Volunteers Taken Seriously
In this version of reality, TZAR has developed enough legitimacy that local chapters often work closely with FEMA. As part of an ongoing disaster response program FEMA keeps track of critical infrastructure points (Yes, they really do this), so that someone can shut off electrical, gas and water mains when authorized utility technicians are triaged. TZAR’s volunteers are issued maps and keys for just this kind of situation. FEMA also stashes away reserves of supplies (food, sheltering, blankets, clothes, medical gear, etc.) for rapid deployment and dissemination to disaster survivors, given hungry survivors are often hostile ones. (FEMA really does this too!) TZAR’s volunteers are in on where these reserves are hidden, and how they are deployed, and the protocols that help get them distributed. Predictably, the TZAR project is one of the smallest expenses on the FEMA budget.
A game about TZAR’s volunteers and a deployment in a disaster (such as in the aftermath of a bioterror outbreak) is a topic for another time.
The problem with calling the group TZAR is it’s not a great name, just an okay name. (RATZ would be awesome, but it doesn’t parse: Robots and Aliens Team, also Zombies?) And calling the game TZAR would imply that at least one of aliens, robots or zombies would be a significant, relevant plot point nearing the finalé.
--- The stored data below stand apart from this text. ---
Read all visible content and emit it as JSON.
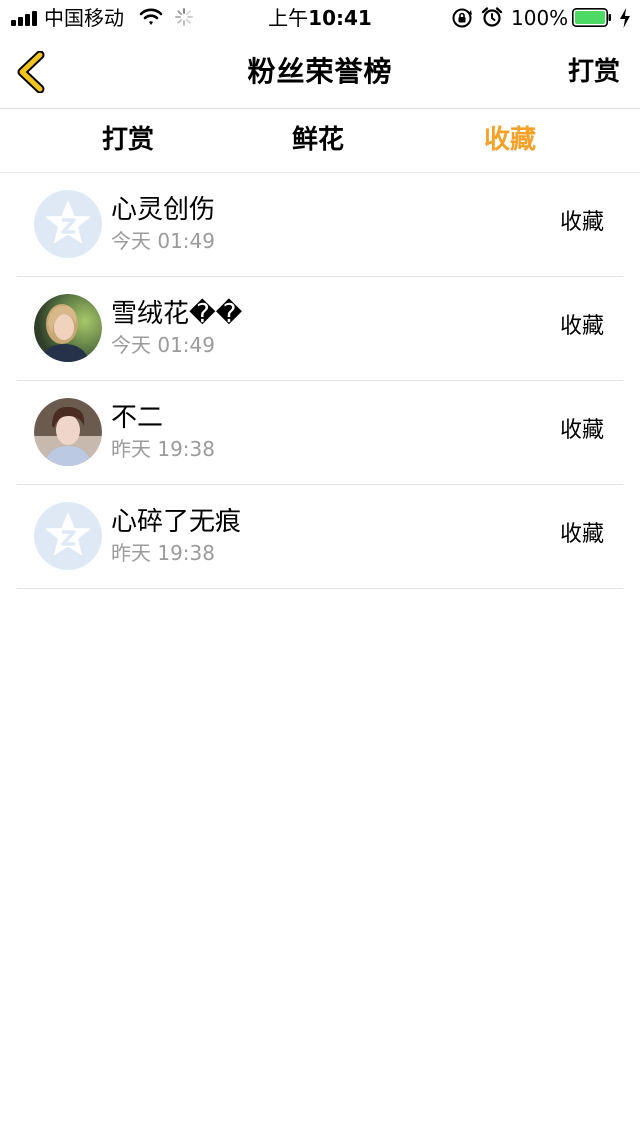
{
  "status_bar": {
    "carrier": "中国移动",
    "time_prefix": "上午",
    "time": "10:41",
    "battery_percent": "100%",
    "battery_color": "#4cd964",
    "icons": [
      "signal-icon",
      "wifi-icon",
      "activity-spinner-icon",
      "rotation-lock-icon",
      "alarm-icon",
      "battery-icon",
      "charging-bolt-icon"
    ]
  },
  "nav": {
    "title": "粉丝荣誉榜",
    "right_action": "打赏",
    "back_icon": "chevron-left-icon",
    "back_color": "#f0c419"
  },
  "tabs": [
    {
      "label": "打赏",
      "active": false
    },
    {
      "label": "鲜花",
      "active": false
    },
    {
      "label": "收藏",
      "active": true
    }
  ],
  "accent_color": "#f5a22a",
  "list": [
    {
      "name": "心灵创伤",
      "time": "今天 01:49",
      "action": "收藏",
      "avatar": "default-qq-avatar"
    },
    {
      "name": "雪绒花��",
      "time": "今天 01:49",
      "action": "收藏",
      "avatar": "photo-avatar-girl"
    },
    {
      "name": "不二",
      "time": "昨天 19:38",
      "action": "收藏",
      "avatar": "photo-avatar-boy"
    },
    {
      "name": "心碎了无痕",
      "time": "昨天 19:38",
      "action": "收藏",
      "avatar": "default-qq-avatar"
    }
  ]
}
Someone should totally make this game, and I’ll later wax about what it would look like. But our crack team of disaster preparedness volunteers should probably be called something else.
* After WWII, there are evil Soviets, who are less-satisfying in retrospect than Nazis. After the fall of the USSR, there’s Arab terrorists, which is exactly the sort of racial stereotyping we want to avoid. The substitute since the terrorists has been racially diverse gangs of black-ops-hardened mercenaries and prison-hardened professional criminals. Expect more than your fair share of mobster and action-movie stereotypes. These are a favorite guys-who-must-die group and appear in new games to this day.